Technology Selection Considerations

Why Choose vLLM?

  • PagedAttention algorithm: Improves VRAM utilization and throughput
  • Continuous batching: Supports multi-user concurrent pipeline processing
  • OpenAI-compatible API: Reduces client migration costs
  • Active community: Fast iteration and new model support

Why Choose LiteLLM?

  • Multi-backend unification: Connects to vLLM, OpenAI, Azure OpenAI, etc.
  • Budget control: Fine-grained usage limits and cost management
  • Protocol conversion: Automatically handles API differences between vendors

Why Choose K3s?

  • Low resource usage: Suitable for edge/POC environments
  • Complete built-in components: Includes storage, Ingress, and DNS by default
  • Standard K8s compatibility: POC mode can be migrated to production clusters
7

Section 07

Current Limitations and Expansion Directions

Current Limitations

  • Single-node architecture: No high availability capability
  • Manual model switching: Requires explicit API calls, no auto load-driven switching
  • Storage limitation: local-path does not support cross-node migration

Expansion Directions

  • Multi-node expansion: Support multi-GPU distributed inference
  • Auto scaling: Scale vLLM replicas based on request queue length
  • Model cache optimization: Introduce shared storage or model repositories to accelerate cold starts
  • Multi-tenant isolation: Achieve stronger isolation via Namespace and NetworkPolicy
8

Section 08

Summary and Insights

This project provides a solid starting point for self-hosted LLM infrastructure teams.

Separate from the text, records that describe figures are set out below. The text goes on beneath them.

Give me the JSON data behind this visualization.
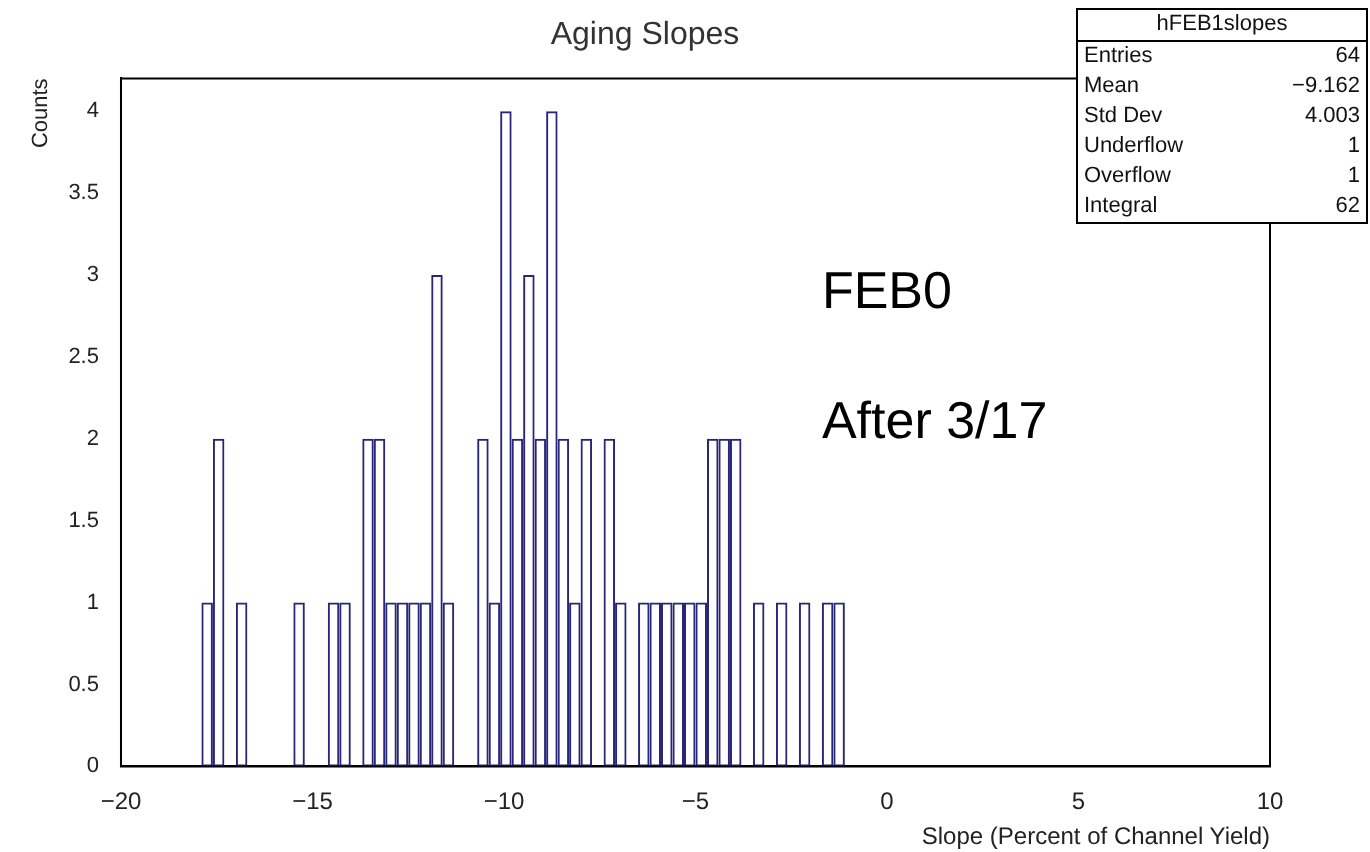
{
  "chart_data": {
    "type": "histogram",
    "title": "Aging Slopes",
    "xlabel": "Slope (Percent of Channel Yield)",
    "ylabel": "Counts",
    "bins": [
      -20,
      -19.7,
      -19.4,
      -19.1,
      -18.8,
      -18.5,
      -18.2,
      -17.9,
      -17.6,
      -17.3,
      -17,
      -16.7,
      -16.4,
      -16.1,
      -15.8,
      -15.5,
      -15.2,
      -14.9,
      -14.6,
      -14.3,
      -14,
      -13.7,
      -13.4,
      -13.1,
      -12.8,
      -12.5,
      -12.2,
      -11.9,
      -11.6,
      -11.3,
      -11,
      -10.7,
      -10.4,
      -10.1,
      -9.8,
      -9.5,
      -9.2,
      -8.9,
      -8.6,
      -8.3,
      -8,
      -7.7,
      -7.4,
      -7.1,
      -6.8,
      -6.5,
      -6.2,
      -5.9,
      -5.6,
      -5.3,
      -5,
      -4.7,
      -4.4,
      -4.1,
      -3.8,
      -3.5,
      -3.2,
      -2.9,
      -2.6,
      -2.3,
      -2,
      -1.7,
      -1.4,
      -1.1,
      -0.8,
      -0.5,
      -0.2,
      0.1,
      0.4,
      0.7,
      1,
      1.3,
      1.6,
      1.9,
      2.2,
      2.5,
      2.8,
      3.1,
      3.4,
      3.7,
      4,
      4.3,
      4.6,
      4.9,
      5.2,
      5.5,
      5.8,
      6.1,
      6.4,
      6.7,
      7,
      7.3,
      7.6,
      7.9,
      8.2,
      8.5,
      8.8,
      9.1,
      9.4,
      9.7,
      10
    ],
    "values": [
      0,
      0,
      0,
      0,
      0,
      0,
      0,
      1,
      2,
      0,
      1,
      0,
      0,
      0,
      0,
      1,
      0,
      0,
      1,
      1,
      0,
      2,
      2,
      1,
      1,
      1,
      1,
      3,
      1,
      0,
      0,
      2,
      1,
      4,
      2,
      3,
      2,
      4,
      2,
      1,
      2,
      0,
      2,
      1,
      0,
      1,
      1,
      1,
      1,
      1,
      1,
      2,
      2,
      2,
      0,
      1,
      0,
      1,
      0,
      1,
      0,
      1,
      1,
      0,
      0,
      0,
      0,
      0,
      0,
      0,
      0,
      0,
      0,
      0,
      0,
      0,
      0,
      0,
      0,
      0,
      0,
      0,
      0,
      0,
      0,
      0,
      0,
      0,
      0,
      0,
      0,
      0,
      0,
      0,
      0,
      0,
      0,
      0,
      0,
      0
    ],
    "color": "#26267a",
    "xlim": [
      -20,
      10
    ],
    "xticks": [
      {
        "value": -20,
        "label": "−20"
      },
      {
        "value": -15,
        "label": "−15"
      },
      {
        "value": -10,
        "label": "−10"
      },
      {
        "value": -5,
        "label": "−5"
      },
      0,
      5,
      10
    ],
    "ylim": [
      0,
      4.2
    ],
    "yticks": [
      0,
      0.5,
      1,
      1.5,
      2,
      2.5,
      3,
      3.5,
      4
    ],
    "grid": false,
    "legend": false,
    "annotations": [
      "FEB0",
      "After 3/17",
      "hFEB1slopes",
      "Entries",
      "64",
      "Mean",
      "−9.162",
      "Std Dev",
      "4.003",
      "Underflow",
      "1",
      "Overflow",
      "1",
      "Integral",
      "62"
    ]
  }
}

Its value lies not only in the code but also in the design ideas:

  1. Cloud-native first: Leverage K8s orchestration capabilities to avoid self-built scheduling
  2. Layered decoupling: Gateway, inference, and storage have clear roles, facilitating upgrades and replacements
  3. Resource efficiency: Sleep mechanism maximizes single GPU utilization
  4. Observability built-in: Monitoring as a first-class citizen

For teams evaluating self-hosted LLM solutions, this project offers a runnable reference implementation to help understand the full path from bare metal to service and technical trade-offs.